I went through the caregiver side of cancer a four years ago with my wife. I call it my "crash course in palliative care." I had my own lung cancer diagnosis by then and for a few weeks we navigated treatment together. But it was clear that her's was much more serious and indeed she died six weeks after diagnosis. I barely had time to learn about #Anticipatorygrief .
What I found helped was finding a support group that I could talk to. The group allowed me to explore those grief feelings without burdening my partner. And then she and I had the hard conversations. I knew what she wanted so when hard decisions had to be made I was prepared with her wishes. We had some challenges in our life together as well and having her forgiveness and her mine let her death be a gentle one. We found precious things to do together and spent our final days enjoying things we both loved.
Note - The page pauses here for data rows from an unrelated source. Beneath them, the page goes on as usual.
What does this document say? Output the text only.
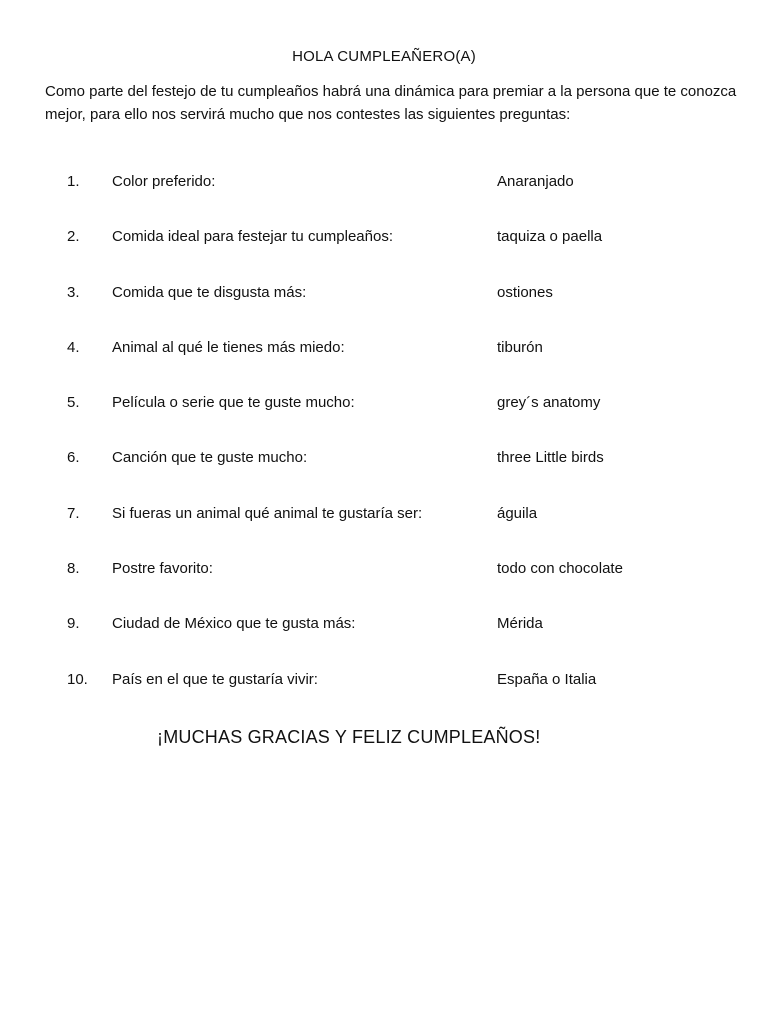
HOLA CUMPLEAÑERO(A)
Como parte del festejo de tu cumpleaños habrá una dinámica para premiar a la persona que te conozca mejor, para ello nos servirá mucho que nos contestes las siguientes preguntas:
1. Color preferido:	Anaranjado
2. Comida ideal para festejar tu cumpleaños:	taquiza o paella
3. Comida que te disgusta más:	ostiones
4. Animal al qué le tienes más miedo:	tiburón
5. Película o serie que te guste mucho:	grey´s anatomy
6. Canción que te guste mucho:	three Little birds
7. Si fueras un animal qué animal te gustaría ser:	águila
8. Postre favorito:	todo con chocolate
9. Ciudad de México que te gusta más:	Mérida
10. País en el que te gustaría vivir:	España o Italia
¡MUCHAS GRACIAS Y FELIZ CUMPLEAÑOS!
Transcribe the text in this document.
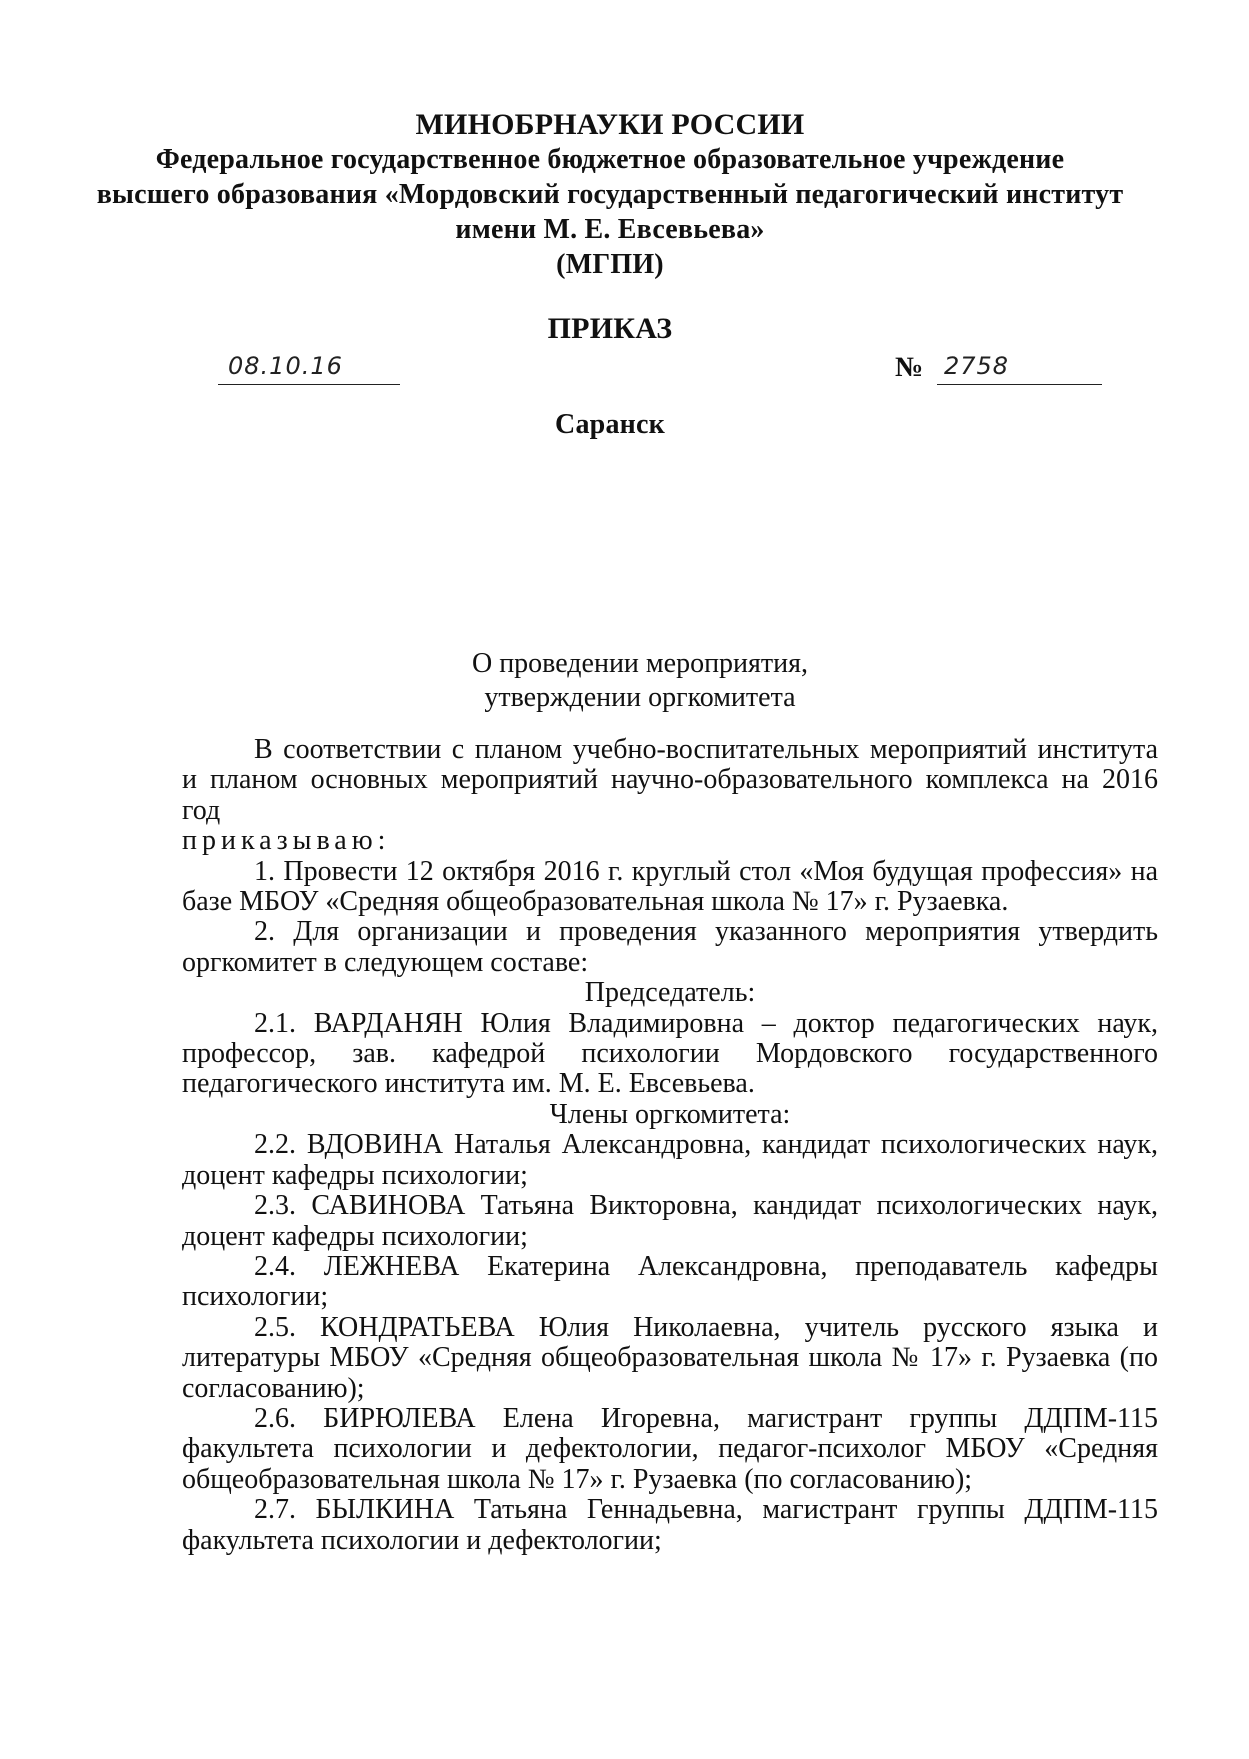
МИНОБРНАУКИ РОССИИ
Федеральное государственное бюджетное образовательное учреждение
высшего образования «Мордовский государственный педагогический институт
имени М. Е. Евсевьева»
(МГПИ)
ПРИКАЗ
08.10.16	№ 2758
Саранск
О проведении мероприятия,
утверждении оргкомитета

В соответствии с планом учебно-воспитательных мероприятий института и планом основных мероприятий научно-образовательного комплекса на 2016 год

приказываю:

1. Провести 12 октября 2016 г. круглый стол «Моя будущая профессия» на базе МБОУ «Средняя общеобразовательная школа № 17» г. Рузаевка.

2. Для организации и проведения указанного мероприятия утвердить оргкомитет в следующем составе:

Председатель:

2.1. ВАРДАНЯН Юлия Владимировна – доктор педагогических наук, профессор, зав. кафедрой психологии Мордовского государственного педагогического института им. М. Е. Евсевьева.

Члены оргкомитета:

2.2. ВДОВИНА Наталья Александровна, кандидат психологических наук, доцент кафедры психологии;

2.3. САВИНОВА Татьяна Викторовна, кандидат психологических наук, доцент кафедры психологии;

2.4. ЛЕЖНЕВА Екатерина Александровна, преподаватель кафедры психологии;

2.5. КОНДРАТЬЕВА Юлия Николаевна, учитель русского языка и литературы МБОУ «Средняя общеобразовательная школа № 17» г. Рузаевка (по согласованию);

2.6. БИРЮЛЕВА Елена Игоревна, магистрант группы ДДПМ-115 факультета психологии и дефектологии, педагог-психолог МБОУ «Средняя общеобразовательная школа № 17» г. Рузаевка (по согласованию);

2.7. БЫЛКИНА Татьяна Геннадьевна, магистрант группы ДДПМ-115 факультета психологии и дефектологии;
The end may not be around the corner but recognizing that it isn't easy is the first step to acceptance and the serenity that comes from that is wonderful.
@Ellepatt hang in there! I was diagnosed with stage 4 lung metastatic to brain in spring 2021. Brain T removed and radiation. Been on immunotherapy(Pembro) since then. Feel good most days:-) lung T shrunk to 10mm now! Stage 4 not the auto death sentence it used to be. Now everytime I get a brain MRI the radiologist says tumor recurrence. No says rad oncologist, necrosis from rad. Getting magnetic resonance spectroscopy in March. Hoping this will clarify things. After original diagnosis, I thought I would be dead in 6 months! 68 now. And still doing a good job annoying my long suffering wife:-):-):-):-):-) Best wishes!